Abdurrahman amca sebzecilik de yapardı. Hanımı hava yenge çok iyi ve anlayışlı kadın, güzel yemeklerde pişirirdi. Bana iyi davranırdı hiç yabancılık çekmedim. Komşuları oturmaya gelirler, ben onlarla ilgilenmez, hep derslerime çalışırım. Şehrin yerli kadınları bana “bak köylüye hep çalışıyor” derlerdi. Umursamazdım, beni hiçbir şey durduramazdı, başarmalıydım. Anamı da özlüyordum, babamı da, hasret bambaşka bir şeydi arada bir gizli gizli ağlardım duvar diplerinde. Hiç harçlık almazdım zaten babamın parası yoktu, bir gün bana bir şinik buğday verdi “bunu harçlık yaparsın “ dedi. Sırtımda Aksaray’ın yolunu tuttum saatler sonunda Aksaray’a geldiğimde dudaklarım çatlamıştı. Pazara götürdüm buğdayı çok ucuza sattım pek para etmezdi buğday.

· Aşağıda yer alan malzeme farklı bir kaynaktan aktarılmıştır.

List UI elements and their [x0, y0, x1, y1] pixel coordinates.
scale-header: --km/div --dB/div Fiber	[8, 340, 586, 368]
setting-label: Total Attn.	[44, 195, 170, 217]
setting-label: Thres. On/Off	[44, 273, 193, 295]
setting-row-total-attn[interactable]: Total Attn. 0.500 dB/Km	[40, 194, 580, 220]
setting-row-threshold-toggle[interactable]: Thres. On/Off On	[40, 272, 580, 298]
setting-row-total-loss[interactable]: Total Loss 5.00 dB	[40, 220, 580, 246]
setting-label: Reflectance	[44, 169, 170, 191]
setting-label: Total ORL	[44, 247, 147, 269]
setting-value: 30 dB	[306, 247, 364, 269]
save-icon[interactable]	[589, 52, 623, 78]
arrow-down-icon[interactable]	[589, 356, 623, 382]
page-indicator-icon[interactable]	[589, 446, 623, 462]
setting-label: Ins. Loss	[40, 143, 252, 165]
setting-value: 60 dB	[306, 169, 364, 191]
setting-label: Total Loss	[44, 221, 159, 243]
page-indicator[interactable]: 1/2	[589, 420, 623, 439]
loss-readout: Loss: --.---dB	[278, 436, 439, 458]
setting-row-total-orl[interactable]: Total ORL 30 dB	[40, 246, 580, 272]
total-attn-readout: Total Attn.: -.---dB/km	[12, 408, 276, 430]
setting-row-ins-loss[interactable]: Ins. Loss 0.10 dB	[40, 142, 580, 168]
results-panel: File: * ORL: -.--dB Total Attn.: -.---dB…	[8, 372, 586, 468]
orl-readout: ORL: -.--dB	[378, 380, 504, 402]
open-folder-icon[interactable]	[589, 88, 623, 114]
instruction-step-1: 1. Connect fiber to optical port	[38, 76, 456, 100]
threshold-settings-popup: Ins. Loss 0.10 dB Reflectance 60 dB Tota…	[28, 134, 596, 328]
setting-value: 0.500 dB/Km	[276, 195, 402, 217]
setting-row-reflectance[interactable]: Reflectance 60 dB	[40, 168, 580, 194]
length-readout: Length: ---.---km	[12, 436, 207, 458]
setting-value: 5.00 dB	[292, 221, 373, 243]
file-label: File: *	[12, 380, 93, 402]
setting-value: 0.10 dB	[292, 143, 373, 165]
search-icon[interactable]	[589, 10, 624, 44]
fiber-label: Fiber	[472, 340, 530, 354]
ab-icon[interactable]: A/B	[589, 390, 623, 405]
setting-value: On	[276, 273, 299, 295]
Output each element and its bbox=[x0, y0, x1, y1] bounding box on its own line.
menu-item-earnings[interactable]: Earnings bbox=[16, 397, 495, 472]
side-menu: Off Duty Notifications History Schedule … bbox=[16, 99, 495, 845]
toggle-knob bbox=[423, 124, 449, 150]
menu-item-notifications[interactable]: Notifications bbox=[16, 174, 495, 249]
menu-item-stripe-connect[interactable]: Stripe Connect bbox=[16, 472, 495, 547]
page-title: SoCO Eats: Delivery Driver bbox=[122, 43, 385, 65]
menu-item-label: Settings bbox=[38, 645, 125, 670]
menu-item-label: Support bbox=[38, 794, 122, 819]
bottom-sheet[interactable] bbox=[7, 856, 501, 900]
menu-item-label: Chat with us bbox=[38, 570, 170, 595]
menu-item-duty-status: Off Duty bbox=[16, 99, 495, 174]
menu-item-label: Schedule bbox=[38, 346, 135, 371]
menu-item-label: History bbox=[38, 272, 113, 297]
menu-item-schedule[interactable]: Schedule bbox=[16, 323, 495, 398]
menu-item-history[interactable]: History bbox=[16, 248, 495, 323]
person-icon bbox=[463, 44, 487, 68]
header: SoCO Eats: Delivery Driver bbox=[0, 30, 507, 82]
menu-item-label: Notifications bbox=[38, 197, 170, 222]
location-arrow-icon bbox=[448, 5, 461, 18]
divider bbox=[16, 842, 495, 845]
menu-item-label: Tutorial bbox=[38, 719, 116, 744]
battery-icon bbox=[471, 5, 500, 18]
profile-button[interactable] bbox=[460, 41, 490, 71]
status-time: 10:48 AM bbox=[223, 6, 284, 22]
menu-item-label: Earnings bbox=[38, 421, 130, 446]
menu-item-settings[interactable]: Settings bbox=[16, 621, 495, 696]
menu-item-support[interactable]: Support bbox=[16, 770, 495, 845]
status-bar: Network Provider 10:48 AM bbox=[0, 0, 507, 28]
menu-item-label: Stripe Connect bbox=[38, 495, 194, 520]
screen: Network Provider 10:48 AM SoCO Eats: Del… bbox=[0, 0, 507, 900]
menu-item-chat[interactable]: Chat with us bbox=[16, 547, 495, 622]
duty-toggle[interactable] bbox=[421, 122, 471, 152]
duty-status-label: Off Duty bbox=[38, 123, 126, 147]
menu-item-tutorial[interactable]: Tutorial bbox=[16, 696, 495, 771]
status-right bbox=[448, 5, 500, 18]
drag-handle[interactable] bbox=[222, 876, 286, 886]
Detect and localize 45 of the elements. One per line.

Kalem ve defter alırdım harçlığıma hiç şeker almazdım, iplere dizilmiş kırmızı kırmızı şekerlere hayranlıkla bakardım, hele bir gazoz içmek için neler vermezdim. Ama hiç gazoz içemedim, şekerde yiyemedim.
Bahara doğru beni sıtma tutmaya başladı, o zamanlar Aksaray’ın içme suyu temiz değildi, şehrin etrafı bataklılarla dolu idi. Herkes sıtma oluyordu, beni sık sık sıtma tutmaya başladı. Abdurrahman amca babama haber verdi, babam gelince ağladım, “ben burada hasta oluyorum, beni yine köye götür” diye. Babamda nisan ayının ilk haftasında beni köyümüze götürdü, anam hemen bir ıhlamur kaynattı, sıcacık içtim, başıma da bir ıslak bez koydu, ilaç yoktu içecek. Bazen de yoğurttan çalkama yapardı tuzlu suyla, içerdim, iyi gelirdi bana. Okuluma üçüncü sınıfta yeniden Yeniköy’de başladım, köy iyi gelmişti bana, yine yollar yürümek için vardı, çünkü o yollarda geleceğimi arıyordum. Ben öğretmen olmak istiyordum.

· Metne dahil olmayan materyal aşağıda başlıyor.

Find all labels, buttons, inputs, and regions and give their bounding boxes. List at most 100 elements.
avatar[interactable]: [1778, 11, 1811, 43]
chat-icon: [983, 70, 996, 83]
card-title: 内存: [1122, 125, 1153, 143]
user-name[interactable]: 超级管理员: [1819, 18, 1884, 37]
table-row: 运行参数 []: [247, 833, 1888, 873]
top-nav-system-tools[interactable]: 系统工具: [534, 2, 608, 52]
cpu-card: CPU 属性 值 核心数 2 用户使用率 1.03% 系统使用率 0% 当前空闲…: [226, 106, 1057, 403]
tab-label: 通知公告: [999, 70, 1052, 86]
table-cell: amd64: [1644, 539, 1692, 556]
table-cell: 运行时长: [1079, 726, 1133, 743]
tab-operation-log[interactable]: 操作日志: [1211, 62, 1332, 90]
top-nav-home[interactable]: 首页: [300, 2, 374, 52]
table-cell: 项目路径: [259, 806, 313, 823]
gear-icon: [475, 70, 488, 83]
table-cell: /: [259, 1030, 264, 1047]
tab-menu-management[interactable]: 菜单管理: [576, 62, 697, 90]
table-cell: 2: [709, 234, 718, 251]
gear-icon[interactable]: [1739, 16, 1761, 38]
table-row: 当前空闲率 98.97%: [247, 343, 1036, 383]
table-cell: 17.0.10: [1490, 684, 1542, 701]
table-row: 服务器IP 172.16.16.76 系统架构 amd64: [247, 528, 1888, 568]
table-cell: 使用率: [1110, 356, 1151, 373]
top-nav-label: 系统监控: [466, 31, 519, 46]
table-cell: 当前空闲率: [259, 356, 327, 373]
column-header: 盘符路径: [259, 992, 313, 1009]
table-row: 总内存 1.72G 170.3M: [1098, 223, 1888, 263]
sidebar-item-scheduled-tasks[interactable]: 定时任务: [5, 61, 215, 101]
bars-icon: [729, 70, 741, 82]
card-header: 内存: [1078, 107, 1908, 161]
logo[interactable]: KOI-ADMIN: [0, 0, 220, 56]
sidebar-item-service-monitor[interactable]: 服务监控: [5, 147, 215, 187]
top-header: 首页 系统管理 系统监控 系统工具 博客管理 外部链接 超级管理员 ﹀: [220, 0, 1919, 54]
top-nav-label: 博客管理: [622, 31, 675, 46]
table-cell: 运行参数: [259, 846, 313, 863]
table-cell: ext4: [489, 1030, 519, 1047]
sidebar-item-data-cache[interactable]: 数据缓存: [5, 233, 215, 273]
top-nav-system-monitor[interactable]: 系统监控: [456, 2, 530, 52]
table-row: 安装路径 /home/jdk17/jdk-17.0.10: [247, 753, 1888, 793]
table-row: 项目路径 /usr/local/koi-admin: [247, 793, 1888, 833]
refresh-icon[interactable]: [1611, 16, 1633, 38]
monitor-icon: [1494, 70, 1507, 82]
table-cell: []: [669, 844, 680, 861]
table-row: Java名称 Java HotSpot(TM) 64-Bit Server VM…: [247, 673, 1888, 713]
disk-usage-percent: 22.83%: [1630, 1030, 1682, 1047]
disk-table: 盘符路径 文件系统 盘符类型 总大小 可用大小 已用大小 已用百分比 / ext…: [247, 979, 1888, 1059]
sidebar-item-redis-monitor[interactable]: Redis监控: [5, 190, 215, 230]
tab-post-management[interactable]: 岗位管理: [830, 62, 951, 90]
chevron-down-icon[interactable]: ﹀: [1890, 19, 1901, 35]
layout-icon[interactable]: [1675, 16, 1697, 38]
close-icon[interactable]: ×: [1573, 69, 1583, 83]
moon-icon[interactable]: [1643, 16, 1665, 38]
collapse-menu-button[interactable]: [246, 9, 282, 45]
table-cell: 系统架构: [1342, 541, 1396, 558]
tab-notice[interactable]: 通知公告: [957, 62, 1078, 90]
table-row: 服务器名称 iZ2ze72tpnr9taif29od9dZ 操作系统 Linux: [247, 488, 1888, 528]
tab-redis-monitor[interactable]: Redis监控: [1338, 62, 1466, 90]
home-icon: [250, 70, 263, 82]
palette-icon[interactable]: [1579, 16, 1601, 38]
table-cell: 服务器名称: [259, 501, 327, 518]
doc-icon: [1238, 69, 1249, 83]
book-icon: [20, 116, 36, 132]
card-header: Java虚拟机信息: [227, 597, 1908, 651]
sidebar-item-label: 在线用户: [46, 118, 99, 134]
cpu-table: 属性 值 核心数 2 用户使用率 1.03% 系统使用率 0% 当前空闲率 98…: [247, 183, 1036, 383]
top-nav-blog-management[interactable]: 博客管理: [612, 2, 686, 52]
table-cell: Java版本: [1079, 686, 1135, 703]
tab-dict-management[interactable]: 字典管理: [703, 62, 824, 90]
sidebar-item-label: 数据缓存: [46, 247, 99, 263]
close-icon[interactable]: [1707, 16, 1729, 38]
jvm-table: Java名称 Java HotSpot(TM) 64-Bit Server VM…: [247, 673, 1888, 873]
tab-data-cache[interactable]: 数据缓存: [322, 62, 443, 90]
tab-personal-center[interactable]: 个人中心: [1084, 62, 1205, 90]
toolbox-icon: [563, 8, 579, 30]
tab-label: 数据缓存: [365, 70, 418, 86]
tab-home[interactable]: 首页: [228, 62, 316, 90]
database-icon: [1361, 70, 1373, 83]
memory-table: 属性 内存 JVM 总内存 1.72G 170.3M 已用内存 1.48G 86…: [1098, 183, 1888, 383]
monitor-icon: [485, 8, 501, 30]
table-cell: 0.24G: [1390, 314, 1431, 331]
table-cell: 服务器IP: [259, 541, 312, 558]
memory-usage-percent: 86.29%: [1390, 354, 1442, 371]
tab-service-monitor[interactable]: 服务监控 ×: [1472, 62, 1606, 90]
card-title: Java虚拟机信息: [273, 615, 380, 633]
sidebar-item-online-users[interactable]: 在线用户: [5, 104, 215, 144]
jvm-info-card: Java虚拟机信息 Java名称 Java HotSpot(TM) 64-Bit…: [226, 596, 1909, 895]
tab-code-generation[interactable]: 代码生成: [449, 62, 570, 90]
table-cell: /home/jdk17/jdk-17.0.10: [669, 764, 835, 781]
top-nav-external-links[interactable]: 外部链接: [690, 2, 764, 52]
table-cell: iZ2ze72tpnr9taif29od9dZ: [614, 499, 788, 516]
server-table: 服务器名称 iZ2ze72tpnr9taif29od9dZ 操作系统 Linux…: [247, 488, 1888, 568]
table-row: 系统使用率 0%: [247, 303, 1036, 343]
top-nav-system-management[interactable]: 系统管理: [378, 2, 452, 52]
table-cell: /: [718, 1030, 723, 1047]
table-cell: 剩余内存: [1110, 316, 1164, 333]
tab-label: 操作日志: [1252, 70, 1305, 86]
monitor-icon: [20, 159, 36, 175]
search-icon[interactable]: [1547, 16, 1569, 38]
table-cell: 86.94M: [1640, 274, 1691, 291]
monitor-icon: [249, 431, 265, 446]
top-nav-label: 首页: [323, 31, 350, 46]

Kurban kesildiğinde et yiyebilirdik ancak, diğer zamanlarda patates, pilav, nohut, mercimek, bazen anam erişte keserdi, ama en çok dürüm yerdim. Etler ipe asılır, tuzlanırdı, güneşte kurutulurdu, bozulmadan yerdik aylarca, birde etleri kavurup sızgıt yapılırdı, toprak küpeciklere konurdu, çökelekleri de küpeciklerde saklardı anam. Kavunları kışa bırakmak için mutfağın üstünden sarkan iplere asardık, sonra da yerdik. Bağ yapraklarını iplere dizerek kuruturdu anam, dağlarda mercimek cacığı toplar kuruturdu kışları yerdik. Hiç yemek seçmezdim. Bir ineğimizin sütü, yoğurdu, peyniri bize yeterdi. Her yıl yavru verirdi, en son bildiğim altı ineğimiz olmuştu. Kurban kestiğimiz koyunların kuyruk yağları koyunların derisi temizlenerek içlerine konurdu ve yemeğe katardı anam. Her sabahın kahvaltısı tereyağlı börekti, çay nedir bilmezdik.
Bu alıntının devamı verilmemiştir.